Goldstein goes on to say that his thoughts on the Fear of Manohla were sparked by her review of The Reader. Goldstein says it’s not a problem that the review was negative, but unlike her peers, who “clean the knife before they stick it in,” Dargis’ review betrays a “lack of empathy for the challenge of tackling difficult material.” In other words: people like Harvey Weinstein, who take the noble risk of milking Oscar bait out of an Oprah-approved novel about a sexy Nazi cougar, should be given extra points just for doing something a little bit more ambitious than “dumb summer comedy.” It’s almost as if Goldstein is advocating for a kind of affirmative action for art (or, at least, artsy) films: all pictures may be on a level playing field in Manohla’s eyes, but a certain type of picture should be given special consideration for at least trying to be art, even if it fails.
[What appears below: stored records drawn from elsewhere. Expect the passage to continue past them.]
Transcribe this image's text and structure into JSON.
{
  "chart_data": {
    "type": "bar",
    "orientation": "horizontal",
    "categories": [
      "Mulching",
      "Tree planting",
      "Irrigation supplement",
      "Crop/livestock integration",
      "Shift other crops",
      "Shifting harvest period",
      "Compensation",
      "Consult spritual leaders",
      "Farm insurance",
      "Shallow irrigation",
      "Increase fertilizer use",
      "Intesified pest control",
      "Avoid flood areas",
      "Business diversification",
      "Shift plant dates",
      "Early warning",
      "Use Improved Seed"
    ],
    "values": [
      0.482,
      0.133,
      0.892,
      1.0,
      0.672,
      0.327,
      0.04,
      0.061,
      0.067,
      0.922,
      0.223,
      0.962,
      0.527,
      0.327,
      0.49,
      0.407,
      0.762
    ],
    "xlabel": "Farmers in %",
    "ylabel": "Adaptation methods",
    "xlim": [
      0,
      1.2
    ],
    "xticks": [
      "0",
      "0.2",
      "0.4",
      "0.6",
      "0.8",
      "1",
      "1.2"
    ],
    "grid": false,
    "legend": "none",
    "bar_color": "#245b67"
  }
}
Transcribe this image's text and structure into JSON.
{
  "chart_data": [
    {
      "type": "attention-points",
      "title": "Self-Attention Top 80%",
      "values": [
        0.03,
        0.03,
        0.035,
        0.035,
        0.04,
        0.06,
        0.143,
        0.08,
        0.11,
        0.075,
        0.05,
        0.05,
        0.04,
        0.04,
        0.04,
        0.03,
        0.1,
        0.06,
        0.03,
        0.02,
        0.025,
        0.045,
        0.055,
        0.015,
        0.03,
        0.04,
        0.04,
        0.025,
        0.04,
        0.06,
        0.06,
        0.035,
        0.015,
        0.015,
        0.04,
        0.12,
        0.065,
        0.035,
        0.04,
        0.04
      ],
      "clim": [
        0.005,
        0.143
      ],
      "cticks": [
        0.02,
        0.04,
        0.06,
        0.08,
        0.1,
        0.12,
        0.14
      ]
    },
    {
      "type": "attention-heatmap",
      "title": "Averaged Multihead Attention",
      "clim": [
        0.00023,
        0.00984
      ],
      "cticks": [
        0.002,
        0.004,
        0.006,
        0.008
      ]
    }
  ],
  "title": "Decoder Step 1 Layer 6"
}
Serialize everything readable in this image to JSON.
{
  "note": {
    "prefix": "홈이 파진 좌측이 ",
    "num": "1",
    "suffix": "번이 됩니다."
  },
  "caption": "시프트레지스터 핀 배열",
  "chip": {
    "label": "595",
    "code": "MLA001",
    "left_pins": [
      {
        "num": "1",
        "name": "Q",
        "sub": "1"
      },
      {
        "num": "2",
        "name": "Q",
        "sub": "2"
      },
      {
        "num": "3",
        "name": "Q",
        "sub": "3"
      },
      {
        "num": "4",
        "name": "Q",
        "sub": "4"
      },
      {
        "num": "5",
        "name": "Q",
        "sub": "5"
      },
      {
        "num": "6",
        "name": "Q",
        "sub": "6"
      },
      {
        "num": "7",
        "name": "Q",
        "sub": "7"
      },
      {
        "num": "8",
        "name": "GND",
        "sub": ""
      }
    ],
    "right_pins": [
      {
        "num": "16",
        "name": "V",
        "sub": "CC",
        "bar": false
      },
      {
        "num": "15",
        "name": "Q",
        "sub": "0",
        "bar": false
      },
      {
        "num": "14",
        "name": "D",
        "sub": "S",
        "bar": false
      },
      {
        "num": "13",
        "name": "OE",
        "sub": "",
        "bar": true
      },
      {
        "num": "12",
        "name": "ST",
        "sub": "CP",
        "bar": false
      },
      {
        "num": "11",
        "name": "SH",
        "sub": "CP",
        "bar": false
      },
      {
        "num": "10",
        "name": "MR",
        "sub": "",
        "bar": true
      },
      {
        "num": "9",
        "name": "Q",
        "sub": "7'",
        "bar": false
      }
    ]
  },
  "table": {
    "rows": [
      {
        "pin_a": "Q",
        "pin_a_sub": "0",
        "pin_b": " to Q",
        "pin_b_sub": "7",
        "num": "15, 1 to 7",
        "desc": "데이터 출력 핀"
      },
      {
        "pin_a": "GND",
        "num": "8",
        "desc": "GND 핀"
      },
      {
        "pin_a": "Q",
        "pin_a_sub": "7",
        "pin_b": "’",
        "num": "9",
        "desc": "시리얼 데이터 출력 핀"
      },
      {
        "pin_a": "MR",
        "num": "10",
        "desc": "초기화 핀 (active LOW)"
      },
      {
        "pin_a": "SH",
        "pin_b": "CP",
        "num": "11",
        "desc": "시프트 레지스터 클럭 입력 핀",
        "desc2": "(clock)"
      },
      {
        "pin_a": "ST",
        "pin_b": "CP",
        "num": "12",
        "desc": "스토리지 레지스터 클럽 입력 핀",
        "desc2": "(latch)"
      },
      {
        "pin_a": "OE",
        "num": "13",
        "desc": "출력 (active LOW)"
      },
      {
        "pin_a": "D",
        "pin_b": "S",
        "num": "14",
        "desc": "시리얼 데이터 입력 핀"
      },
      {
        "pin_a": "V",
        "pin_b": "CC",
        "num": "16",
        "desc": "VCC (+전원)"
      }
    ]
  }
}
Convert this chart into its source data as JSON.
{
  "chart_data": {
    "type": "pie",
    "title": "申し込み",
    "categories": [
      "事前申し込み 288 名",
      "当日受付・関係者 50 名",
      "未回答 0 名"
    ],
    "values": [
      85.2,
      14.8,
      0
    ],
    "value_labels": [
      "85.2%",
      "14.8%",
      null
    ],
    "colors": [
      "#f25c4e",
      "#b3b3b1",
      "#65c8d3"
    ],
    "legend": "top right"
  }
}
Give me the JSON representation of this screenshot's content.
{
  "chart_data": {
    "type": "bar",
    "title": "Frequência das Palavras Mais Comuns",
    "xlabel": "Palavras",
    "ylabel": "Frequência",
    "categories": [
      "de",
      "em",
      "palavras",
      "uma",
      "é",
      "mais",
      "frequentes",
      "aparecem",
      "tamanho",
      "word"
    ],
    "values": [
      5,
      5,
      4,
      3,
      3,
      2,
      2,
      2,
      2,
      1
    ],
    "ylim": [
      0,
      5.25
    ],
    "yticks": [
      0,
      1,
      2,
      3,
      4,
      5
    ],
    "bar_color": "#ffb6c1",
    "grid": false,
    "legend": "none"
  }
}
This is the kind of argument I get a lot from angry commenters, when I publish negative reviews of films which star their favorite stars, or otherwise hit some kind of sweet spot that puts the reader on the anti-criticism defensive. “Nice to completely disregard a lot of hard work by a lot of talented people,” wrote “Pete” on my Changeling review. “Sad, really.” When I wrote a long piece on Benjamin Button, “John Sanders” was harsher, slamming me for “criticizing people’s years of hard work in the form of some shitty blog.” As is usually the end game with this kind of thinking, I was then challenged to make my own film. “And hey, If you truly believe in what you’re selling here, and you think you know what makes a film good or bad, perhaps you should attempt to create a better film. I’d love to see it.”
I guess it’s not that surprising that Goldstein’s attack on Manohla would resemble the faux-populist, “Let’s see you do better” line of the over-protective commenter class. But if he’s actually suggesting that critics should allow “empathy” for the architects of blatant awards bait to temper their judgements, then this might be his harshest anti-criticism statement yet.